All ready for a car ride!  Not quite a month ago.  How big you've gotten since then!

Starting to be curious about the world

With the baby whisperer - Granpa

I absolutely love her in this hat. So cute!!

And the slippers!

Hum... what kind of mischief can I cause....

The frowny face

With Dada :)

Boy she looks like Preston in this picture.

I like what I'm looking at!

Hum, this dress doesn't quite fit.... by baby girl is too long!

Cutie pie.  Still can't believe she's 2 months old!

Has to be one of my favorite pictures. It's my backdrop for my computer now.  Just so happy!  I treasure this smile every day.  Sweet Sam.

This one, is just as sweet.  Love you honey bunny. xxx

Thursday, February 4, 2016

Positively February 2016: Day 4


Being happy doesn't mean everything perfect.  It means you've decided to look beyond the imperfections. - Unknown

Happy had been a word I've struggled with since losing Preston.  For a long time I felt like I didn't have the right to be happy, or I shouldn't be happy.  I felt guilty when I had happy moments.

It still happens that I feel guilty for being happy.

The truth is though, I need to have happiness in my life in order to live, to survive.  And while I'll never be as happy as I could have been, I do get to be happy.

While I'll never be completely happy, I do have the right to be happy.  I lost a child, but it doesn't mean that my life should be eternal doom and gloom.  I continue to be sad every day that I don't get to have with Preston, but I also know that he wants me to be happy.  Especially now that his little sister is here.  She deserves to be happy.  She deserves to have happy parents.

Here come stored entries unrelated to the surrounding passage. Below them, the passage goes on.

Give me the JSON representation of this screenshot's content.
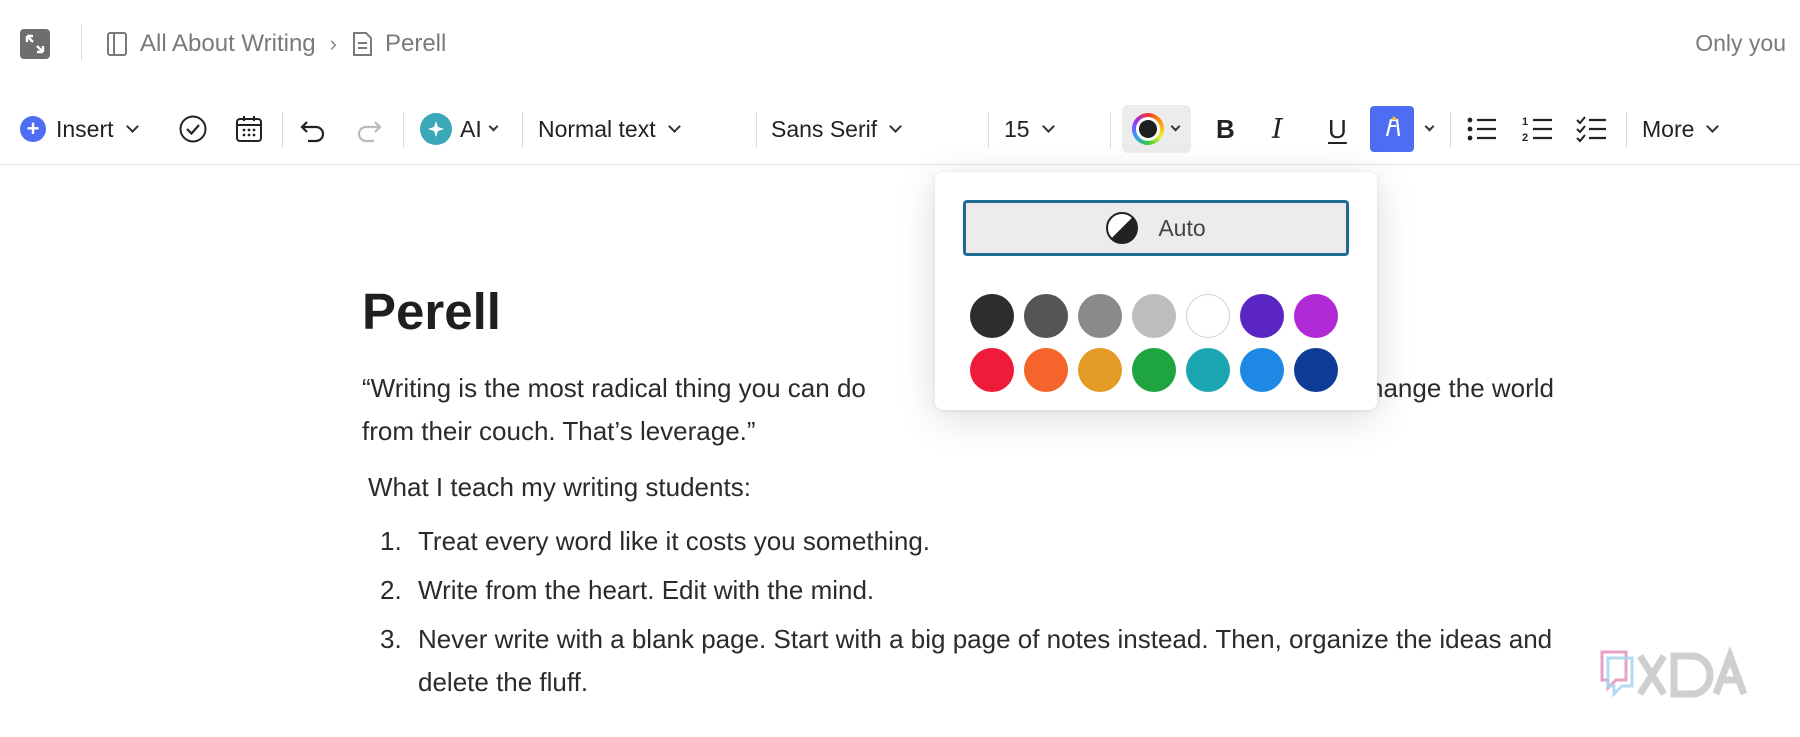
{
  "topbar": {
    "breadcrumb_parent": "All About Writing",
    "breadcrumb_current": "Perell",
    "share_status": "Only you"
  },
  "toolbar": {
    "insert_label": "Insert",
    "ai_label": "AI",
    "text_style": "Normal text",
    "font_family": "Sans Serif",
    "font_size": "15",
    "more_label": "More"
  },
  "document": {
    "title": "Perell",
    "quote_visible": "“Writing is the most radical thing you can do",
    "quote_right": "hange the world",
    "quote_line2": "from their couch. That’s leverage.”",
    "intro": "What I teach my writing students:",
    "list": [
      {
        "num": "1.",
        "text": "Treat every word like it costs you something."
      },
      {
        "num": "2.",
        "text": "Write from the heart. Edit with the mind."
      },
      {
        "num": "3.",
        "text": "Never write with a blank page. Start with a big page of notes instead. Then, organize the ideas and delete the fluff."
      }
    ]
  },
  "color_picker": {
    "auto_label": "Auto",
    "swatches": [
      "#2d2d2d",
      "#555555",
      "#8a8a8a",
      "#bdbdbd",
      "#ffffff",
      "#5b25c3",
      "#b02ad6",
      "#ee1c3a",
      "#f5652b",
      "#e49b27",
      "#1fa540",
      "#1aa6b0",
      "#1e88e5",
      "#0d3b96"
    ],
    "focus_border": "#1f6a8f"
  },
  "watermark": {
    "brand": "XDA"
  },
  "colors": {
    "accent": "#4d6ef2"
  }
}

And in no way, does being happy mean that I've forgotten my child.  I think this is a fear a lot of mourning parents have. If I smile, or am happy, others will judge me and think that I am over the loss.  They will think I don't care about my baby enough.

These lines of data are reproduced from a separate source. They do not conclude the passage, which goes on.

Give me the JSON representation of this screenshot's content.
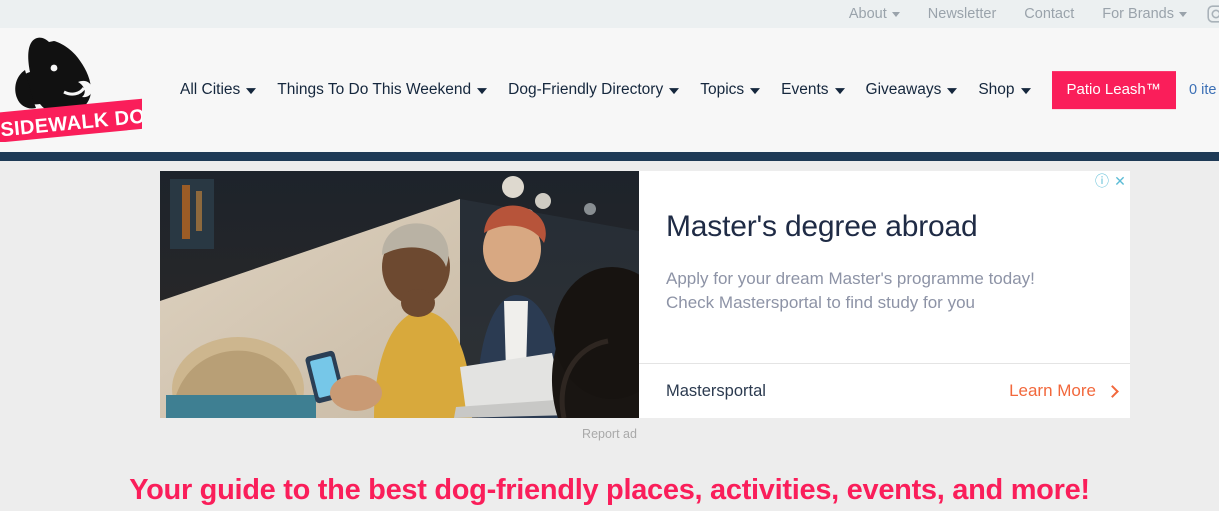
{
  "topbar": {
    "links": [
      {
        "label": "About",
        "caret": true
      },
      {
        "label": "Newsletter",
        "caret": false
      },
      {
        "label": "Contact",
        "caret": false
      },
      {
        "label": "For Brands",
        "caret": true
      }
    ],
    "social_icon": "instagram-icon"
  },
  "header": {
    "logo_text": "SIDEWALK DOG",
    "logo_icon": "dog-head-icon",
    "nav": [
      {
        "label": "All Cities",
        "caret": true
      },
      {
        "label": "Things To Do This Weekend",
        "caret": true
      },
      {
        "label": "Dog-Friendly Directory",
        "caret": true
      },
      {
        "label": "Topics",
        "caret": true
      },
      {
        "label": "Events",
        "caret": true
      },
      {
        "label": "Giveaways",
        "caret": true
      },
      {
        "label": "Shop",
        "caret": true
      }
    ],
    "cta_label": "Patio Leash™",
    "cart_label": "0 ite"
  },
  "ad": {
    "title": "Master's degree abroad",
    "description_line1": "Apply for your dream Master's programme today!",
    "description_line2": "Check Mastersportal to find study for you",
    "advertiser": "Mastersportal",
    "cta_label": "Learn More",
    "info_icon": "ⓘ",
    "close_icon": "✕",
    "report_label": "Report ad",
    "image_alt": "students-collaborating-photo"
  },
  "tagline": "Your guide to the best dog-friendly places, activities, events, and more!",
  "colors": {
    "brand_pink": "#fa1e5a",
    "navy": "#1e3a56",
    "ad_orange": "#f2683c",
    "cart_blue": "#3b6fb5",
    "topbar_bg": "#ecf0f1",
    "header_bg": "#f7f7f7",
    "page_bg": "#ededed"
  }
}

You don't get over the loss.  Ever.  And if anyone judges you and thinks that you don't love your child enough, you don't need them in your life.  Surround yourself with people who will support you, lift you up when you need it.  Sever ties with those that make you feel worse.  You have every right to happiness.  It won't be perfect happiness, but you can certainly have it again if you allow yourself to see past your loss.  It'll be with you always.  Your child will always be a part of you.



Wednesday, February 3, 2016

Positively February 2016: Day 3


Find a place inside where there's joy, and the joy will burn out the pain.   - Joseph Campbell


My sweet boy.  I remember the day we had professional pictures taken like it was yesterday.  I'm not good at remembering things vividly.  I remember that day really well.  And after Preston passed, I felt so much guilt.  Guilt for going back to work.  Guilt for sending him to daycare.  Guilt for not spending as much time with him as I could have.  Guilt for not being there for his final moments.  And guilt for wanting a picture of him as an angel.  I thought it would be cute.  And of course it is cute, but I felt and still feel like I tempted fate... given that now Preston is a real angel.

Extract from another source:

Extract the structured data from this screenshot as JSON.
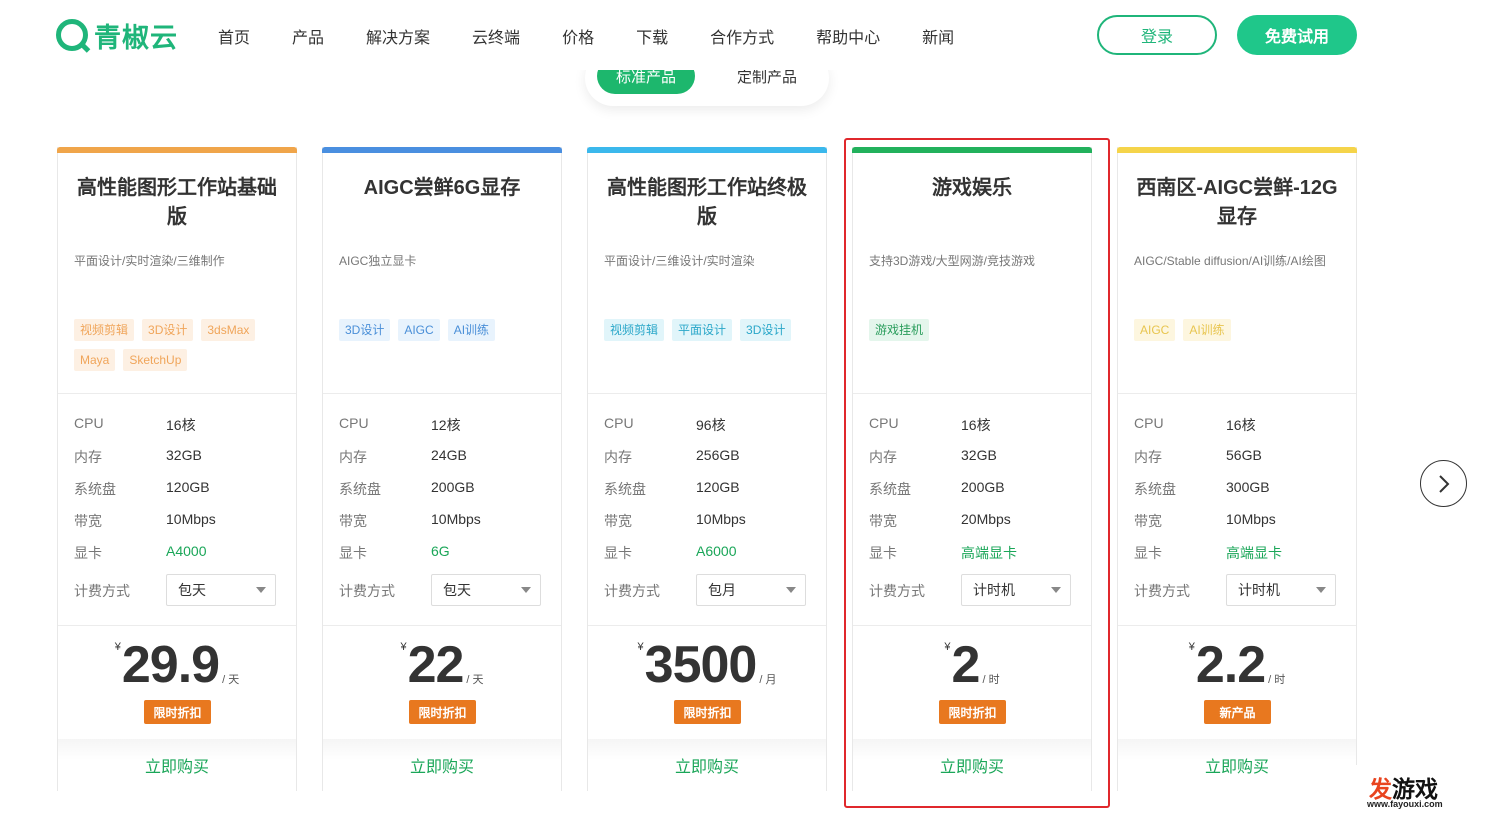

Guilt is one of those emotions that often appears into my conscience.  Sometimes it is brought on by an event, or a thought.  Sometimes it just lingers for days on end.  It's probably the grieving emotion I've felt the most aside from sadness.

Sadness.  Guilt.  These emotions are what made me need to find some joy to be able to survive.  To be able to move forward.  To be able to get through each day.  

My place of joy?  Remembering all those special smiles that Preston would flash at me.  All I had to do was smile at him and there was his beaming smile.  I have hung on to the memories of the happiness that exuded from my son.  I have grasped on to the notion that Preston would want me to be happy.  That he would want me to find a reason to smile every day.

And it's worked.  For the most part anyway.

With the arrival of Preston's sister, Samantha, I've now another pure source of joy.